Lebih lanjut dijelaskan oleh Kepala Seksi Pengamanan Dinas Kehutanan Provinsi Jambi, Iman Purwanto, jika tanpa penindakan yang terpadu mulai dari hulu hingga hilir, sudah pasti akan sulit menghentikan pembalakan liar.
Kewenangan terbatas
Pihaknya hanya berwenang untuk menindak aktivitas distribusi kayu ilegal dari lokasi tebangan hingga menuju industri pengolahan atau tempat penampungan. Sedangkan, penindakan kayu-kayu yang telah masuk ke industri pengolahan atau bangsal kayu menjadi wewenang satuan kerja lain.

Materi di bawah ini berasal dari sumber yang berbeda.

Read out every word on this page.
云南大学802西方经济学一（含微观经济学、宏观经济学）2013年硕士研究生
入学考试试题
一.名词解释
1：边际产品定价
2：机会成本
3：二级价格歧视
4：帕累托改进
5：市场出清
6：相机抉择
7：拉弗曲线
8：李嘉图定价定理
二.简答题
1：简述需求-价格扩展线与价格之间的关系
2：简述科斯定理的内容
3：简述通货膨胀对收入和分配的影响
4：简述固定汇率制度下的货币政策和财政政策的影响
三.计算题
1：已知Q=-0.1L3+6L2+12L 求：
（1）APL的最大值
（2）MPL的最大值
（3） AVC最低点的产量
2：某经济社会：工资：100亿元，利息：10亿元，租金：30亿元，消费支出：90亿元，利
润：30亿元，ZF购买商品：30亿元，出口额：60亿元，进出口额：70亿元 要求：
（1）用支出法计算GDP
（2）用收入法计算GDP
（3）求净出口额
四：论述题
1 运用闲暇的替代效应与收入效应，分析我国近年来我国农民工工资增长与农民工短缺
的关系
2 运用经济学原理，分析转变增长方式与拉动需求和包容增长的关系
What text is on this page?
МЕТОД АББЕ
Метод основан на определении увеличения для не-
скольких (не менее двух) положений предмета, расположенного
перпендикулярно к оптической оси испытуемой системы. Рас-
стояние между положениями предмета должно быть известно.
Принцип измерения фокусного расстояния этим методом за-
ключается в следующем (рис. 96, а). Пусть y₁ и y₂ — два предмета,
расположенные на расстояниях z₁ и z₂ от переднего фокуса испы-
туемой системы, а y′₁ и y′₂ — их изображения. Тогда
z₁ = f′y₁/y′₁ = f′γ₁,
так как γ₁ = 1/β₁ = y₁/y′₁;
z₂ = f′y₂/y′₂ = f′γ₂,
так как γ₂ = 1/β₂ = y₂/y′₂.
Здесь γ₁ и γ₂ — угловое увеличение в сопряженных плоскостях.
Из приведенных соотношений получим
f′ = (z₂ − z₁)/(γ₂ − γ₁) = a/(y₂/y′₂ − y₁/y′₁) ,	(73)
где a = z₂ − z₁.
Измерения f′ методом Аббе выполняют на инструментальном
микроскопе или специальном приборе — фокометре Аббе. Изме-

“Kalau mau (masalah pembalakan liar) tuntas, penindakan dilakukan menyeluruh aparat terpadu mulai dari lokasi tebangan sampai pada tempat penampungan kayu-kayu ilegalnya,” jelasnya. Meskipun diketahui banyak usaha pengolahan berizin, faktanya mereka menerima pula kayu-kayu ilegal tersebut.
Sebagaimana diketahui, pembalakan liar marak dalam kawasan hutan di perbatasan Jambi dan Sumatera Selatan.
Aliran kayu nyaris tanpa kontrol keluar melalui kanal-kanal perusahaan pemegang izin hak penguasaan hutan (HPH), jalan distribusi hasil tambang dan hasil tanaman industri, serta melewati sungai. Selanjutnya, kayu dengan leluasa dipasok para pelaku ke industri olahan kayu di sekitar lokasi pembalakan hingga ke luar daerah.
Terkait maraknya pembalakan liar di areal hutan HPH di Kabupaten Muaro Jambi, penyidik Polisi Hutan DIshut Provinsi Jambi, Yusup mengatakan sulit dikendalikan karena banyaknya pintu keluar serta jalur pengangkutan kayu.
Di dalam kawasan hutan itu, para pembalak tak hanya bebas membuka kanal. Mereka juga membuka jalur air yang lebih kecil, disebut parit cacing, untuk mengalirkan kayu. Untuk mengamankan kayu curiannya, para pembalak tak segan-segan memanfaatkan senapan angin tradisional (kecepek).